Les Parisiens ne se rendent pas compte de leur chance. Leur trépidante ville lumière fait le plein de boutiques en tous genres, même de miracles. On trouve tout avec de la patience. Se promener, prendre le temps sur le temps qui accélère, réduire son face à face avec le Net qui nous vole de précieuses heures, remplacer le clic par la claque que donne la découverte inespérée d’un album recherché chez un disquaire, boycotter Amazon pour visiter les FNAC et Gibert Joseph boulevard Saint-Michel. Pour les vinyles, Paris Jazz Corner, Crocojazz, la Dame Blanche vous attendent, vous conseillent et donnent des couleurs à la ville. N’est-ce pas mieux que l’écran sur lequel nos yeux s’usent ?
C’est un festival. Il a pour nom Jazzycolors et il existe depuis 13 ans. Les centres et instituts culturels étrangers de Paris abritent les concerts de ses participants, des musiciens qui nous viennent de plus de 20 pays. Patronné par le pianiste Bojan Z, il propose une programmation audacieuse qui a pour mérite de nous faire découvrir des inconnus. En 2011 la pianiste Julia Hülsmann s’invitait au Goethe Institut. En 2013 la chanteuse belge Mélanie De Biasio enthousiasmait l’Institut Culturel Italien, prélude à une reconnaissance devenue effective. L’an dernier, Jazzycolors conviait la pianiste roumaine Ramona Horvath et le pianiste italien Stefano Battaglia à jouer leur musique. Si la musique improvisée difficilement étiquetable que certains proposent n’a souvent pas grand chose à voir avec du jazz, ce festival apporte régulièrement son lot de bonnes surprises. On retiendra cette année les concerts du vibraphoniste luxembourgeois Pascal Schumacher, de la pianiste canadienne Emie Rioux-Roussel et du chanteur polonais Wojciech Myrczek en duo avec son compatriote Pawel Tomaszewski au piano.
QUELQUES CONCERTS QUI INTERPELLENT
-Le 2, Géraldine Laurent et son presque nouveau quartette occuperont la scène du Duc des Lombards. Presque nouveau, car si le fidèle Yoni Zelnick assure toujours la contrebasse, il est rejoint par Paul Lay au piano et Donald Kontomanou à la batterie. J’ai dit tout le bien que je pensais de “At Work”, nouvel album de la saxophoniste (alto) que vient de produire Laurent De Wilde. Son répertoire sera bien entendu au programme de ce concert. Epistrophy de Thelonious Monk et Goodbye Porkpie Hat de Charles Mingus, Chora Coraçao d’Antonio Carlos Jobim et de nouvelles compositions aussi brillantes qu’originales nous ferons oser Géraldine.

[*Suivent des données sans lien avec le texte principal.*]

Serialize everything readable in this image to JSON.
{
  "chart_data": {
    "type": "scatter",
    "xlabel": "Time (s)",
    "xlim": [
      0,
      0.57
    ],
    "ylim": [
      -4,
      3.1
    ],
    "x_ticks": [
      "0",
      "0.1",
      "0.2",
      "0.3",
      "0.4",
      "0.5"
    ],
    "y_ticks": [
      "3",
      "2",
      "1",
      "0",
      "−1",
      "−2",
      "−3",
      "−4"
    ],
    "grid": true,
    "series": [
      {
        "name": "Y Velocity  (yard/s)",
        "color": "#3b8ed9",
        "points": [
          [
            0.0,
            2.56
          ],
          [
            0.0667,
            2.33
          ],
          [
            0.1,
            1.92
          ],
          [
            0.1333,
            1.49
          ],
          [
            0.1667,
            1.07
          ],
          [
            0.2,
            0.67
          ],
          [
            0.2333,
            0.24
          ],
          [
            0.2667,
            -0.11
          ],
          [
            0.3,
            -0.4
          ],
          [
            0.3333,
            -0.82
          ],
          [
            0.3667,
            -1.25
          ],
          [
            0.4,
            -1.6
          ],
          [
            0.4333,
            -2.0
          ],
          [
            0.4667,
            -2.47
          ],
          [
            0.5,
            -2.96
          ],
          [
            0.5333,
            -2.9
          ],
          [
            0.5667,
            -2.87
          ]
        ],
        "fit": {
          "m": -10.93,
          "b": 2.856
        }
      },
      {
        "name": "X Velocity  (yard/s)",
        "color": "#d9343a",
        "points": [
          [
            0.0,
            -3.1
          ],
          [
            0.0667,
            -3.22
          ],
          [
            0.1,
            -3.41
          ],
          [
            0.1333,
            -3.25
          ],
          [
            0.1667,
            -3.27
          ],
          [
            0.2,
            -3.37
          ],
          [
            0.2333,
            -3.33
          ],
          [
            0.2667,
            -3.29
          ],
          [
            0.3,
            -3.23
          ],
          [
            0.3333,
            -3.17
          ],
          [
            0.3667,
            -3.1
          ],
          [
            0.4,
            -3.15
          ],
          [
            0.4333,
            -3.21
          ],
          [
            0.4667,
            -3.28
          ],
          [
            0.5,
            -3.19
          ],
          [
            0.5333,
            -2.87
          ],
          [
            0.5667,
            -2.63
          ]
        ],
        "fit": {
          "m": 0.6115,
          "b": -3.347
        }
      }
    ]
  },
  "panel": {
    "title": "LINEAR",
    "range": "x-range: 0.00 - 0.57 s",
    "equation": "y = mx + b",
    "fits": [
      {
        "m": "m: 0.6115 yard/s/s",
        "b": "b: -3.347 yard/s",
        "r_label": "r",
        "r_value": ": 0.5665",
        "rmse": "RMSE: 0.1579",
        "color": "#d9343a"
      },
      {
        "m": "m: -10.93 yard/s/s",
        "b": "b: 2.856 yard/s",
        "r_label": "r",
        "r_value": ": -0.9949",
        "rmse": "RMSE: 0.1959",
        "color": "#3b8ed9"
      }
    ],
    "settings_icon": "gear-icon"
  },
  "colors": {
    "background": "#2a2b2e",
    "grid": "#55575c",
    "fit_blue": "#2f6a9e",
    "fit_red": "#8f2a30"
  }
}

-John Scofield retrouve le New Morning le 5 pour nous jouer son nouveau disque. Intitulé “Past Présent”, il réunit Joe Lovano (saxophone ténor), Larry Grenadier (contrebasse) et Bill Stewart (batterie). Ben Street remplace Grenadier pour cette tournée ce qui ne risque pas de trop bouleverser la musique du guitariste. Sauf que les compositions de Scofield se révèlent bien plus intéressantes lorsqu’elles sont jouées live, ses albums studio ne parvenant jamais à totalement convaincre.

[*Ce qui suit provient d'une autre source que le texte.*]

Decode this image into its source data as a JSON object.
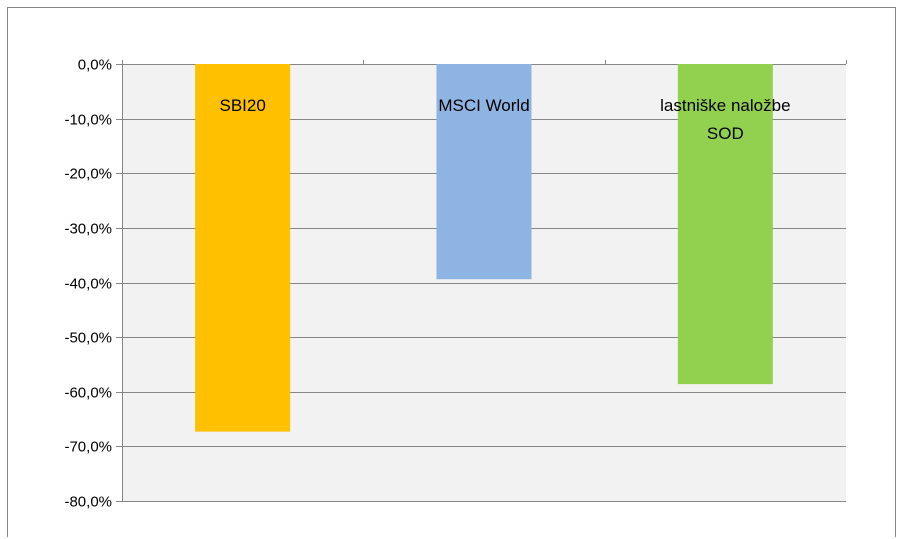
{
  "chart_data": {
    "type": "bar",
    "categories": [
      "SBI20",
      "MSCI World",
      "lastniške naložbe SOD"
    ],
    "category_label_lines": [
      [
        "SBI20"
      ],
      [
        "MSCI World"
      ],
      [
        "lastniške naložbe",
        "SOD"
      ]
    ],
    "values": [
      -67.3,
      -39.4,
      -58.6
    ],
    "colors": [
      "#FFC000",
      "#8EB4E3",
      "#92D050"
    ],
    "ylim": [
      -80,
      0
    ],
    "yticks": [
      0,
      -10,
      -20,
      -30,
      -40,
      -50,
      -60,
      -70,
      -80
    ],
    "ytick_labels": [
      "0,0%",
      "-10,0%",
      "-20,0%",
      "-30,0%",
      "-40,0%",
      "-50,0%",
      "-60,0%",
      "-70,0%",
      "-80,0%"
    ],
    "plot_background": "#F2F2F2",
    "grid": true,
    "legend": "none",
    "title": "",
    "xlabel": "",
    "ylabel": ""
  }
}
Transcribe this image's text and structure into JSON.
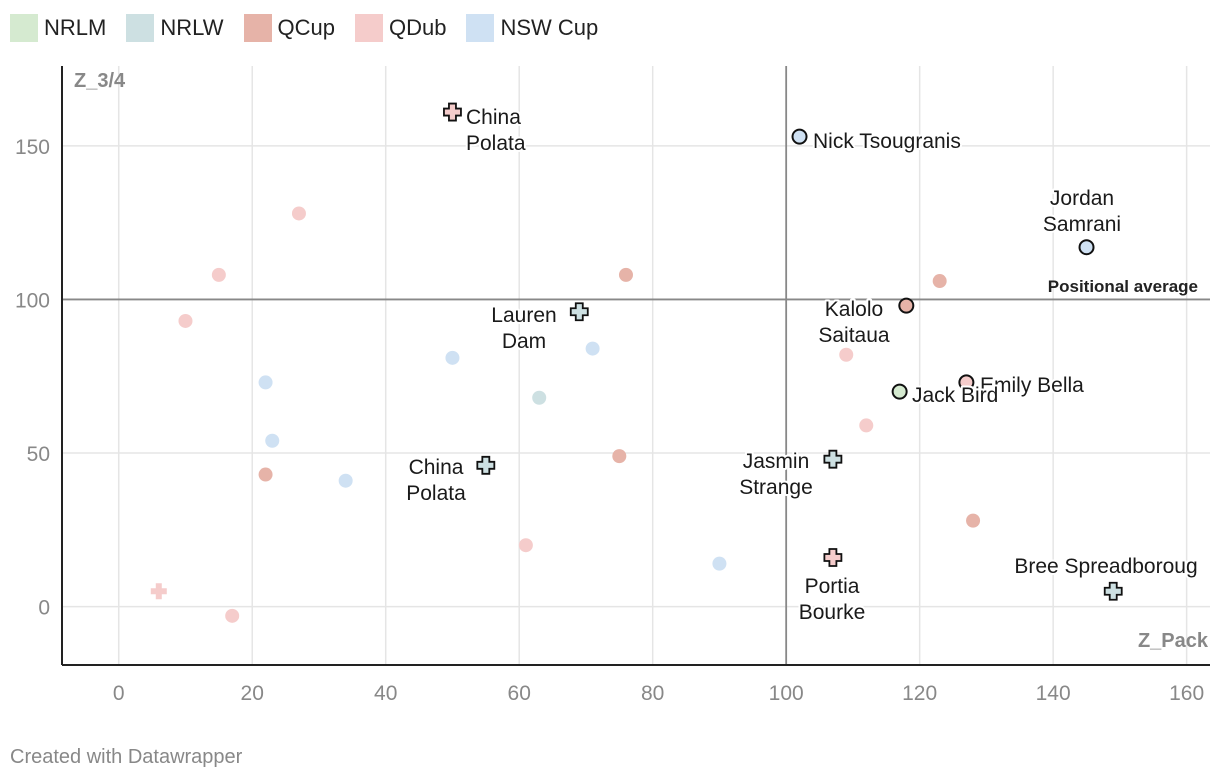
{
  "chart_data": {
    "type": "scatter",
    "xlabel": "Z_Pack",
    "ylabel": "Z_3/4",
    "xlim": [
      -8.5,
      163.5
    ],
    "ylim": [
      -19,
      176
    ],
    "xticks": [
      0,
      20,
      40,
      60,
      80,
      100,
      120,
      140,
      160
    ],
    "yticks": [
      0,
      50,
      100,
      150
    ],
    "reference_lines": {
      "x": 100,
      "y": 100,
      "label": "Positional average"
    },
    "legend": [
      {
        "name": "NRLM",
        "color": "#d5ead0"
      },
      {
        "name": "NRLW",
        "color": "#cde0e2"
      },
      {
        "name": "QCup",
        "color": "#e6b3a8"
      },
      {
        "name": "QDub",
        "color": "#f5cccb"
      },
      {
        "name": "NSW Cup",
        "color": "#cfe1f3"
      }
    ],
    "background_points": [
      {
        "x": 27,
        "y": 128,
        "series": "QDub"
      },
      {
        "x": 15,
        "y": 108,
        "series": "QDub"
      },
      {
        "x": 10,
        "y": 93,
        "series": "QDub"
      },
      {
        "x": 22,
        "y": 73,
        "series": "NSW Cup"
      },
      {
        "x": 23,
        "y": 54,
        "series": "NSW Cup"
      },
      {
        "x": 22,
        "y": 43,
        "series": "QCup"
      },
      {
        "x": 34,
        "y": 41,
        "series": "NSW Cup"
      },
      {
        "x": 50,
        "y": 81,
        "series": "NSW Cup"
      },
      {
        "x": 63,
        "y": 68,
        "series": "NRLW"
      },
      {
        "x": 71,
        "y": 84,
        "series": "NSW Cup"
      },
      {
        "x": 76,
        "y": 108,
        "series": "QCup"
      },
      {
        "x": 75,
        "y": 49,
        "series": "QCup"
      },
      {
        "x": 61,
        "y": 20,
        "series": "QDub"
      },
      {
        "x": 17,
        "y": -3,
        "series": "QDub"
      },
      {
        "x": 90,
        "y": 14,
        "series": "NSW Cup"
      },
      {
        "x": 109,
        "y": 82,
        "series": "QDub"
      },
      {
        "x": 112,
        "y": 59,
        "series": "QDub"
      },
      {
        "x": 123,
        "y": 106,
        "series": "QCup"
      },
      {
        "x": 128,
        "y": 28,
        "series": "QCup"
      }
    ],
    "background_crosses": [
      {
        "x": 6,
        "y": 5,
        "series": "QDub"
      }
    ],
    "highlighted": [
      {
        "name": "China Polata",
        "x": 50,
        "y": 161,
        "series": "QDub",
        "shape": "cross",
        "label_lines": [
          "China",
          "Polata"
        ]
      },
      {
        "name": "Nick Tsougranis",
        "x": 102,
        "y": 153,
        "series": "NSW Cup",
        "shape": "circle",
        "label_lines": [
          "Nick Tsougranis"
        ]
      },
      {
        "name": "Jordan Samrani",
        "x": 145,
        "y": 117,
        "series": "NSW Cup",
        "shape": "circle",
        "label_lines": [
          "Jordan",
          "Samrani"
        ]
      },
      {
        "name": "Kalolo Saitaua",
        "x": 118,
        "y": 98,
        "series": "QCup",
        "shape": "circle",
        "label_lines": [
          "Kalolo",
          "Saitaua"
        ]
      },
      {
        "name": "Lauren Dam",
        "x": 69,
        "y": 96,
        "series": "NRLW",
        "shape": "cross",
        "label_lines": [
          "Lauren",
          "Dam"
        ]
      },
      {
        "name": "Emily Bella",
        "x": 127,
        "y": 73,
        "series": "QDub",
        "shape": "circle",
        "label_lines": [
          "Emily Bella"
        ]
      },
      {
        "name": "Jack Bird",
        "x": 117,
        "y": 70,
        "series": "NRLM",
        "shape": "circle",
        "label_lines": [
          "Jack Bird"
        ]
      },
      {
        "name": "China Polata",
        "x": 55,
        "y": 46,
        "series": "NRLW",
        "shape": "cross",
        "label_lines": [
          "China",
          "Polata"
        ]
      },
      {
        "name": "Jasmin Strange",
        "x": 107,
        "y": 48,
        "series": "NRLW",
        "shape": "cross",
        "label_lines": [
          "Jasmin",
          "Strange"
        ]
      },
      {
        "name": "Portia Bourke",
        "x": 107,
        "y": 16,
        "series": "QDub",
        "shape": "cross",
        "label_lines": [
          "Portia",
          "Bourke"
        ]
      },
      {
        "name": "Bree Spreadboroug",
        "x": 149,
        "y": 5,
        "series": "NRLW",
        "shape": "cross",
        "label_lines": [
          "Bree Spreadboroug"
        ]
      }
    ]
  },
  "footer": "Created with Datawrapper"
}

-Le 5 toujours, on peut préférer à la guitare de John Scofield le saxophone d’André Villéger. Ce dernier fête au Sunside la sortie d’un nouvel album enregistré avec Philippe Milanta au piano. Outre une paire de compositions originales, “For Duke and Paul” (le saxophoniste Paul Gonsalves) qu’a produit Michel Stochitch pour Camille Productions propose des relectures souvent inattendues de quelques thèmes du répertoire ellingtonien. Billy Strayhorn n’y est pas oublié (écoutez A Flower is a Lovesome Thing joué au soprano par André). Les deux hommes ne cherchent jamais à imiter leurs illustres aînés, mais leurs recréations traduisent l’élégance de leurs styles respectifs, jeux nuancés et subtils qui servent la musique.

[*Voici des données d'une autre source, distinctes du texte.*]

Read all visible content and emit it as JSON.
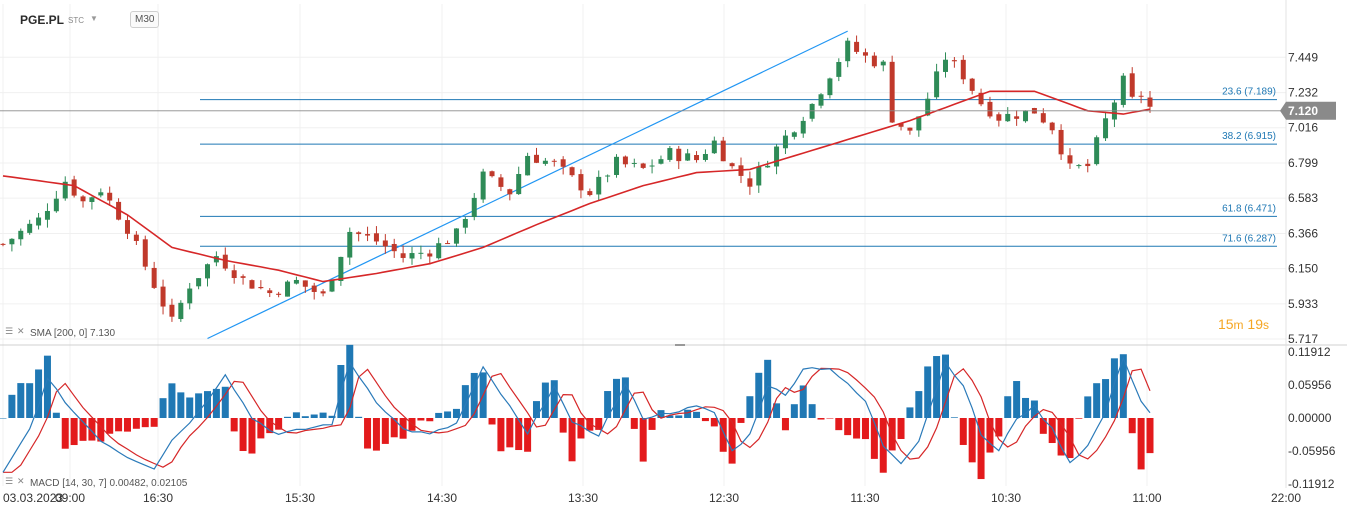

-Après deux soirées en octobre autour de la danse (« Le Bal ») et du mariage du jazz et de l’accordéon, Patrice Caratini retrouve le Studio de l’Ermitage le 8 avec un programme consacré aux rythmes afro-antillais. Un double plateau avec le Tropical Jazz Trio (Alain Jean-Marie au piano, Roger Raspail aux percussions et Patrice à la contrebasse) et le Latinidad Quintet que le bassiste créa en 2009 autour de son travail sur les percussions cubaines. Autour de lui : Rémi Sciuto au saxophone, Manuel Rocheman au piano et deux percussionnistes, Inor Sotolongo et Sebastian Quezada.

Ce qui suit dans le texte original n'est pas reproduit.